In its third season, GLOW finds itself in a rut. The show-within-a-show, Gorgeous Ladies of Wrestling, has relocated to Las Vegas to do a stint as a floor show at the fictional Fan-Tan Casino. Rooted in one place and doing the same show every night becomes tedious, and it forces everyone to question what it would take to get out of their own unique rut. GLOW is preoccupied with stagnation and restlessness, and the audacity to want more even as comfort and protection are being offered. This show has never been better, offering its funniest and most heartfelt season yet, all while doing its best by its large ensemble.

The heart of GLOW remains Debbie (Betty Gilpin) and Ruth (Alison Brie), who finally seem to be repairing their relationship. GLOW rebalances its ensemble this season by moving Sam (Marc Maron) into the backseat—Sam disappears for the middle portion of the season and it’s the right decision; as great as Maron is, last season Sam threatened to take over the narrative, and this season feels more even with its focus squarely on Debbie and Ruth. GLOW has an amazing ensemble, and everyone gets the spotlight at one moment or another, including Sam, who has a solid storyline. But the show tacitly acknowledges he’s not the star—Sam’s screenplay leaves Sheila (Gayle Rankin) asking the sort of questions that suggest Sam isn’t as interesting as he thinks he is. Most critical to this season is Sam’s love for Ruth. Once acknowledged, Sam forces Ruth to consider what she really wants. That feeds directly into her ennui as she grows bored with GLOW and frustrated by her long-distance relationship with Russell (Victor Quinaz). 

As Ruth flounders, Debbie seems to be moving forward, only to keep running into brick walls. She got a producing credit on GLOW, but her attempts to actually produce are not taken seriously. She meets a pretty okay rich guy, “Tex” (Toby Huss), who represents a more settled and secured life. For Debbie, who wants out of the actress rat race, Tex is the perfect escape hatch. She would be more than comfortable, no longer have to suffer the whims and indignities of chauvinist show businessmen, and get to be the partner of a rising powerhouse in the media. But Tex is not quite as progressive as he seems, and Debbie hits another brick wall.

This is something GLOW does exceedingly well this season: every character is drawn with nuance and shading. Tex is surprisingly empathetic toward the LGBTQ community, and supportive of Debbie’s efforts in producing a benefit cabaret show. But when Debbie tries to act as his partner, and not just his girlfriend, he refuses her. Turns out, he’s still a bit of a chauvinist. GLOW makes the point repeatedly that people can surprise you with their compassion and understanding, only to still have blindspots. Most of the supporting cast are involved in storylines that play with understanding and blindspots, and it is effective every time. The monologue Jenny (Ellen Wong) delivers to Melrose (Jackie Tohn) is particularly poignant, contrasting their refugee experiences and revealing Mel’s blindspot regarding her own racism.
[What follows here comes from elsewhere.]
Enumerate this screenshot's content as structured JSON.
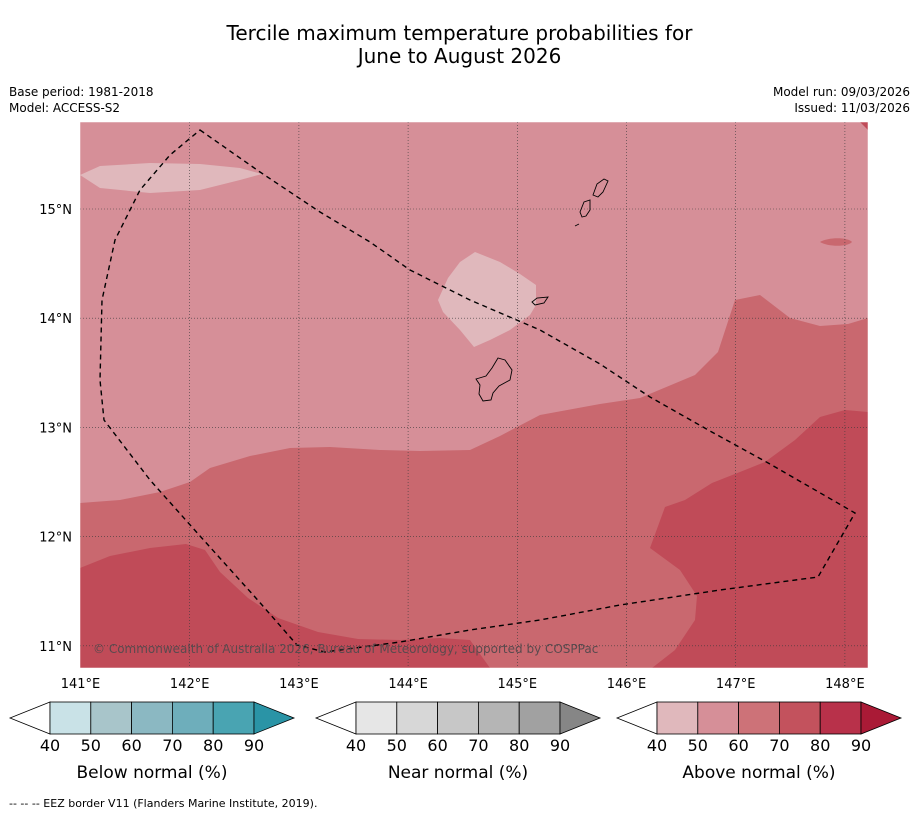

GLOW’s solution to the nasty stereotypes of some of the wrestling characters is pretty brilliant. In one episode, Tammé (Kia Stevens), too injured to wrestle, suggests switching roles so that she can stay out of the ring for a night. The other ladies quickly latch on, and just by switching roles, the real ugliness of the stereotypes is revealed and they make some permanent adjustments. Another brilliant contrast is how GLOW sets up Arthie’s coming out against Bash’s continued repression. Arthie (Sunita Mani) knows she loves Yolanda (Shakira Barrera), but she struggles to define her own sexuality. Ultimately, though, despite seeing firsthand how vitriolic the hatred truly is toward the LGBTQ community, Arthie comes out, proud and “ready to fight”. Bash (Chris Lowell), on the other hand, is still denying himself. His marriage to Rhonda (Kate Nash) isn’t a total catastrophe, but his unhappiness is infectious and inching toward self-destructive. If Netflix’s brutal algorithm results in GLOW’s cancellation, Bash’s unresolved storyline will be one of its greatest casualties.

Every single element of GLOW season three is so good, it’s impossible to do justice to each individual facet of its excellence. It’s in the running for “best show on television”, and it is definitely one of the best shows you’re not watching. It’s funny, it’s moving, and it has a bottomless well of empathy for its characters. It’s a comedy about a cheesy wrestling show that is also a drama about women making their way in an actively hostile world. GLOW reminds me of The Marvelous Mrs. Maisel, with its detailed period setting, showbusiness setting, and story about pioneering women trying to succeed in a “man’s job”. But unlike Maisel, GLOW actually wrangles with how hard it is to be a pioneer. This show does not shy away from the indignities and slights dealt, repeatedly, to Debbie and Ruth. But they never stop trying to get ahead on their own terms, and GLOW finds grace in their effort.